Big in Boston: Former Little Sister Lianne Hughes speaks at Big Sister’s 60th Anniversary Party [Video]
Former Little Sister Lianne Hughes brought the crowd to their feet at our 60th anniversary party, Big in Boston, with her inspiring words on the power of human interconnectedness and mentoring to change lives and communities.
I am beyond grateful, yet humble to be standing here in front of you today to share, recapture, and paint my story as I re-explore the creation of my masterpiece as a former Little Sister of the Big Sister Association.
Growing up in the projects of Boston, my mother was a single parent learning how to navigate her way to the American Dream. My mother struggled to maintain like many single urban parents. What was important to her was food, shelter and survival. So she did her best to raise my brother and I so we wouldn’t fall victim to the streets. She understood because of her circumstances and situation that she alone could not provide us with the resources and opportunities that we needed. So she reached out to the Department of Social Services who then connected us with the Big Sister Association.
As I shared in the video, I was nine years old and nervous the day my Big Sister and I were matched. She was white; I was black. Her name, Maja Milenkovic, sounded like a witch spell from the Disney Channel. We had so many cultural differences! I knew at nine I was socially constructed because a lot of my perceptions about white people came from watching television shows like Feed the Children on B.E.T. All I could think about was, I didn’t want someone to “save me”; I wanted a friend, someone I could relate too, and someone that was going to believe in me.
As we bridged the gap, Maja was just normal. She was nothing I expected. She liked dance; I liked dance. She loved hip-hop music; I loved hip-hop music. She was impatient in malls; I never had any patience in malls. We just had a lot of things in common. Even when it came to principles and perspective, she always mixed the old school with the new school. She never was the type of person to say, “I’m older, so I know better.” It was all about positive youth development and finding common ground.

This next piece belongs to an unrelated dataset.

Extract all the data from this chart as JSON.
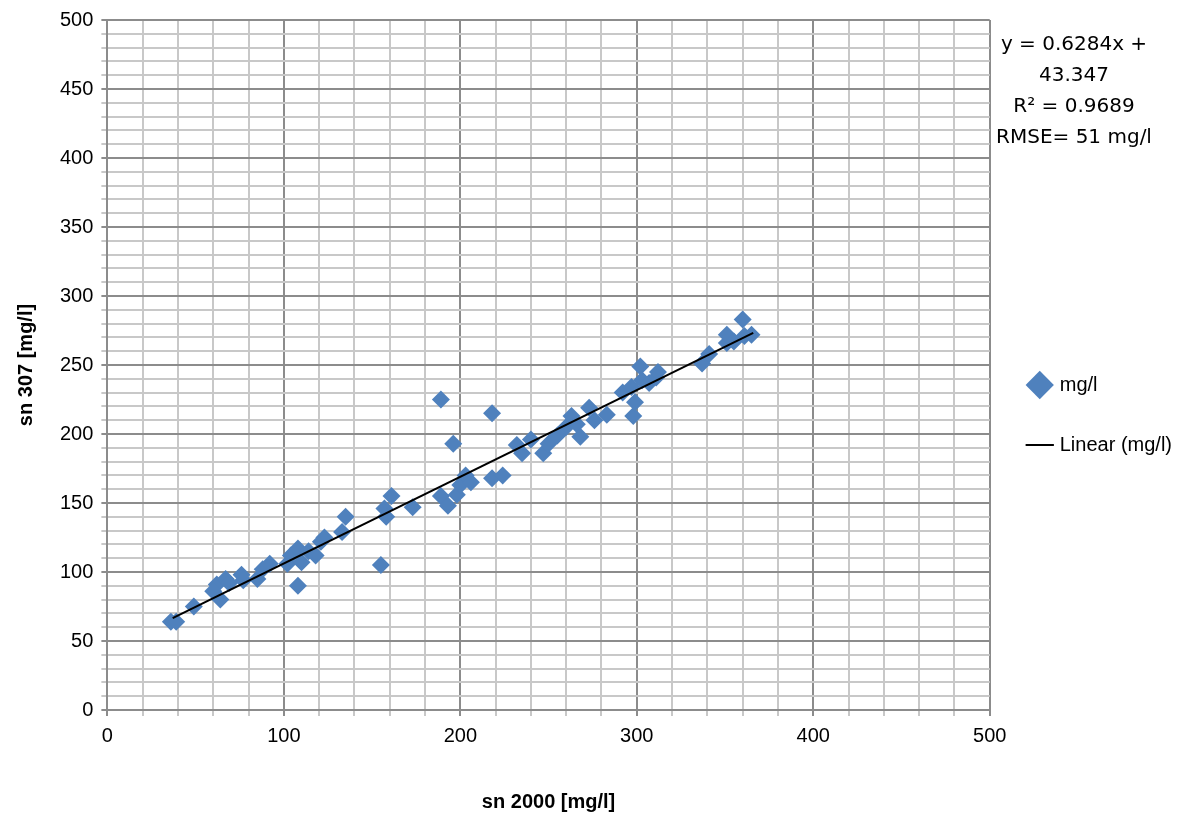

From Maja I embraced the concept of Ubuntu, “I am because you are, humanity, human inter-connectedness”. It was from her that I learned not to judge people by their skin color, but more by their principles, character and dignity. It’s really hard when you grow up in a society where everything is so black and white. You get all these different mixed messages about people, so automatically you become programmed to judge. But I learned from my Big Sister through all the confusion and illusions, the common denominator remains the same within people. We’re human. Despite our differences, were one in the same and we should celebrate those differences.
Two years ago before I graduated from Wheelock College, I didn’t have the money to go back to school. I was short $5,000. And I remember painfully crying to Maja that, “It’s wasn’t fair that I didn’t have the money to go back.” Her simple reply of “It’s OK, Lianne. I’ll co-sign your loan” provoked the most overwhelming feeling of affirmation in my life. She affirmed that my aspiration for college was not merely a choice, but a task my heart so eagerly needed to complete. I knew it was more than just signing my loans. I knew this implied that she was inspired by my dreams, trusted my judgment and ready to join me on my quest toward self-accomplishment. This didn’t mean she paid for my college, this means she signed her name on a paper that could merit me my dreams.
With that being said, my wish for Big Sister over the next 60 years is that it grows and keeps producing Big Sisters from all different backgrounds and socioeconomic classes. Diversity within race, as well within ideas is important in the world we live in. Just being culturally competent, relatable, and interpersonal touches people from the heart; it’s human interaction at its purest.
I mean, I’m glad I and we have Big Sister, and it provides the services that it does. Because I know without having my Big Sister in my life, as cliché as it sounds, I wouldn’t have the mind set or perspective on the world that I have now.
So I challenge Boston as well as everyone in the room to think collaboratively. Envision the best possible Boston, community, and world. Let me give you an alternative way to think about it. In school, I learned about Bronfenvrenners Ecological Systems Theory. In short, it speaks to the ideology that every institution on a micro to macro level is connected. For a society that’s thriving, everybody has to be involved, but most importantly everybody has to be on the same page. Not just communities and local organizations, but governments too. I feel that when everybody is listening to the mission, negotiating, or has some type of common interest, it serves the betterment of society, and young kids are able to strive. And when we’re not, we fail, our systems fail and we fail our communities and kids.
According to Wednesday’s Boston Globe, “Poverty Worsening in Hub, Study Says”, 85 percent of families in Dorchester, Mattapan and Roxbury are headed by a single parent, mainly mothers and at least 20% of the adults have no high school diploma. These are the broken communities I live within. And every day when I walk though my community I see the impact and reflection of those statistics. I see young girls without fathers and mothers. I see young girls pregnant, and not enrolled into high school or on a pathway to a preferred future into college. I see young girls without that positive role model or Big Sister.
So if you BELIEVE IN GIRLS (B.I.G) and that every girl in this room is a MASTERPIECE, you’re not just believing in the organization; you’re believing in a better individual, community, society and world as a whole. Because Big Sister is not just about the “neighborhood girl from around the way”, it’s about every young girl all over the world. Thank you.